O governo da primeira presidente do país tem pouco a celebrar. Das ações prometidas contra a violência de gênero, só o transporte para vítimas de agressão foi providenciado. -BRASÍLIA- Promessas não cumpridas e lentidão marcam a gestão da primeira presidente mulher do Brasil nas ações de combate à violência de gênero. O programa Casas da Mulher Brasileira, lançado por Dilma Rousseff ainda no primeiro mandato, previa 27 unidades, mas a primeira somente foi inaugurada este ano em Campo Grande ( MS). A coleta de vestígios de crimes sexuais no SUS e o encaminhamento direto das denúncias recebidas pelo serviço Ligue 180 para polícias militares e para o Samu são outros pontos emperrados do plano Mulher, Viver sem Violência.

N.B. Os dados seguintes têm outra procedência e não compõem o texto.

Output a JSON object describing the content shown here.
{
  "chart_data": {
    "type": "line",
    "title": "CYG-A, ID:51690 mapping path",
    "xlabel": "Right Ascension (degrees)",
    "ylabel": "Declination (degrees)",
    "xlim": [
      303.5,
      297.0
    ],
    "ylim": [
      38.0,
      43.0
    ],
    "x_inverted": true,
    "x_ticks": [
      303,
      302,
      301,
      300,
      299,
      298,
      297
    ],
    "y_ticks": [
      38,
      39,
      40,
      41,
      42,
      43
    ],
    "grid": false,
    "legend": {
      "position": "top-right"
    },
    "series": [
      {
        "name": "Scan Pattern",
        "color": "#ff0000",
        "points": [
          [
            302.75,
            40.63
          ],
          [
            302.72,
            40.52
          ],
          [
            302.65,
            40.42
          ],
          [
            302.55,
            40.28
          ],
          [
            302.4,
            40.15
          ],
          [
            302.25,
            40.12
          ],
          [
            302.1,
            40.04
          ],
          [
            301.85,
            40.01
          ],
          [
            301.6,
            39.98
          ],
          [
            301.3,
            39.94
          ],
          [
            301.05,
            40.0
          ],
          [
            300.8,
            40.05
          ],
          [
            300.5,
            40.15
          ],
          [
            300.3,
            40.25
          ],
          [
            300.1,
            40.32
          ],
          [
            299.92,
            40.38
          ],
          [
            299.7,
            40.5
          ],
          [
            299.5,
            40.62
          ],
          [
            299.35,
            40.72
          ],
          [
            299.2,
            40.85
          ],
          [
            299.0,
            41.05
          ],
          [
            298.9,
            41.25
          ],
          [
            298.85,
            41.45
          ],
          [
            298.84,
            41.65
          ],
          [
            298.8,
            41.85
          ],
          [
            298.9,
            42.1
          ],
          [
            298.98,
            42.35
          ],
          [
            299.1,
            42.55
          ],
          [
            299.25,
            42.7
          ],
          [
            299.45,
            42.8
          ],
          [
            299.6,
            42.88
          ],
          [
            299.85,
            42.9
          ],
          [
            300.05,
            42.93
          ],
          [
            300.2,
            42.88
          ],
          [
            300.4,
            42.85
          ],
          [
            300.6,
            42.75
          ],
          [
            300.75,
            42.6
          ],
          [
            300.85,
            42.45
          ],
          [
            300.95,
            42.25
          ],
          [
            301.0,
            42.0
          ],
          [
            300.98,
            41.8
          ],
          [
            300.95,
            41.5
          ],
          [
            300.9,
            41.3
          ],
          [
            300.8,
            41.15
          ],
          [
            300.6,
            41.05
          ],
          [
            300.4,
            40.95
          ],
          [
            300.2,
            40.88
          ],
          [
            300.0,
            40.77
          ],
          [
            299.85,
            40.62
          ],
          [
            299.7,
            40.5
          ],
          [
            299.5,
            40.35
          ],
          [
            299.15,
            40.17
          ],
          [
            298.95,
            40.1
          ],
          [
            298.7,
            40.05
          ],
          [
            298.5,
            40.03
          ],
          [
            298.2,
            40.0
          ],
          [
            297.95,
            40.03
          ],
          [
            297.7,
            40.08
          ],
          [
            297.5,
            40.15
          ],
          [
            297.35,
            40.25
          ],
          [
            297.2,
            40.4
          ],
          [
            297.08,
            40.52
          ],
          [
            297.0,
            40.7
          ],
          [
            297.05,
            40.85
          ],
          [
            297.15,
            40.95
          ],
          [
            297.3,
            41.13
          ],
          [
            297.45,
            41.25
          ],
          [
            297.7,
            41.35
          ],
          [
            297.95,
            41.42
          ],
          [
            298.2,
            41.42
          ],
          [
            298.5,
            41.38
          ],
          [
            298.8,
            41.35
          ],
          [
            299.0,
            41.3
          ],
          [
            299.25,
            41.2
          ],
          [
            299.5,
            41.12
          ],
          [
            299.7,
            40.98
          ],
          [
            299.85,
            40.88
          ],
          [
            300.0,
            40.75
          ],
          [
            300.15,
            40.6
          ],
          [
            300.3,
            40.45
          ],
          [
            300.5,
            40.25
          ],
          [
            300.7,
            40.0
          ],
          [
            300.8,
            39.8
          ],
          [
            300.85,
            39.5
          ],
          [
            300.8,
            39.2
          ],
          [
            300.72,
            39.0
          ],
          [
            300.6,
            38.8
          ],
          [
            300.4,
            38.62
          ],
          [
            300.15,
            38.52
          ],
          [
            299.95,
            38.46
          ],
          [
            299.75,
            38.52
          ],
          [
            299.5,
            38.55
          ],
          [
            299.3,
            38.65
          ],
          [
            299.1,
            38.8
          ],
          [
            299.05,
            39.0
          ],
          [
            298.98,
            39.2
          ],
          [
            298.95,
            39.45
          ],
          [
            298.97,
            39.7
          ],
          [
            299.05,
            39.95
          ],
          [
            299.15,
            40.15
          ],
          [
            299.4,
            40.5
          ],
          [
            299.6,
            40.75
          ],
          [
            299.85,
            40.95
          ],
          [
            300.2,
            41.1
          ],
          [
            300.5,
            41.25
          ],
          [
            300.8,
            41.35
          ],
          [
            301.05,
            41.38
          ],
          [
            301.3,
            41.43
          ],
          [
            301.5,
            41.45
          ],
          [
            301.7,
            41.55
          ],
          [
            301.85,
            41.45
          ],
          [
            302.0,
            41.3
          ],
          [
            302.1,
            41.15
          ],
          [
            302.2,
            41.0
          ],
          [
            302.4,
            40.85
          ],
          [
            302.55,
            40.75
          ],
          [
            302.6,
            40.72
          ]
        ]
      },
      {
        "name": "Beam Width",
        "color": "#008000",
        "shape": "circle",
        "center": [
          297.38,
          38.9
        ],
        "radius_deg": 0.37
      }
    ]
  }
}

O balanço do programa traz poucos avanços a serem comemorados neste Dia Internacional da Mulher.

O único item do Mulher, Viver sem Violência já cumprido integralmente é a entrega de 54 ônibus — dois por unidade da Federação — para atender vítimas de agressões em áreas distantes. A construção de centros de atendimento nas fronteiras está pela metade: dos sete previstos, faltam três. Na última sexta- feira, a Secretaria de Políticas para as Mulheres ( SPM) anunciou que o Ligue 180 funcionará em mais 13 países, entre eles Noruega e Paraguai, para atender brasileiras no exterior. A expansão do serviço havia sido prometida no lançamento do programa, há três anos. Procurada, a SPM não comentou a execução do programa de governo.

Para Clair Castilhos, secretária-executiva da Rede Nacional Feminista de Saúde, Direitos Sexuais e Reprodutivos, as políticas do governo federal são “úteis e interessantes”, mas esbarram na dificuldade de articulação com estados e municípios, prejudicando projetos como a Casa da Mulher Brasileira — que reúne, num mesmo espaço, diversos serviços.

— Não adianta o estado doar o terreno, mesmo que o governo federal construa e até custeie parte das despesas da Casa da Mulher Brasileira, se não houver profissionais nesses espaços. E esses profissionais precisam ser disponibilizados pelo estado ou pelo município, mas há uma dificuldade enorme nisso — afirma Clair.

 

Em um mês, 582 vítimas atendidas em Campo Grande

 

No primeiro mês de funcionamento da única Casa da Mulher Brasileira no país, inaugurada em 3 de fevereiro em Campo Grande, no Mato Grosso do Sul, 582 vítimas de violência foram atendidas. Exceto a delegacia e o setor psicossocial, que funcionam 24 horas todos os dias no local, os demais serviços de assistência disponíveis — como a Defensoria e o Ministério Público — são prestados em horário comercial. A unidade vem funcionando sem a presença de um juiz. Um magistrado começará a atuar no centro a partir desta semana, afirma Eloisa Castro Berro, coordenadora do local.

Na avaliação da subprocuradora-geral da República Ela Wiecko, que tem atuação destacada nas questões de gênero, a ideia de reunir os serviços em um único lugar é bem-vinda. Ela ressalta, entretanto, que “a implementação deixa muito a desejar” por razões “compreensíveis” que vêm da dificuldade de articular órgãos que são de Poderes diferentes. A segunda Casa da Mulher Brasileira tem inauguração prevista para abril e será em Brasília.

Um dos pontos-chave do programa federal, na opinião de quem acompanha o tema da violência, é garantir que vítimas de crimes sexuais sejam atendidas em ambientes humanizados e possam ter os vestígios — como sêmen ou saliva — colhidos ainda na rede de saúde, evitando que a prova se perca. Essa prática, entretanto, não foi implantada no SUS. Dados do Fórum Brasileiro de Segurança Pública apontam 50.320 registros de estupros no Brasil em 2013, base de dados mais recente.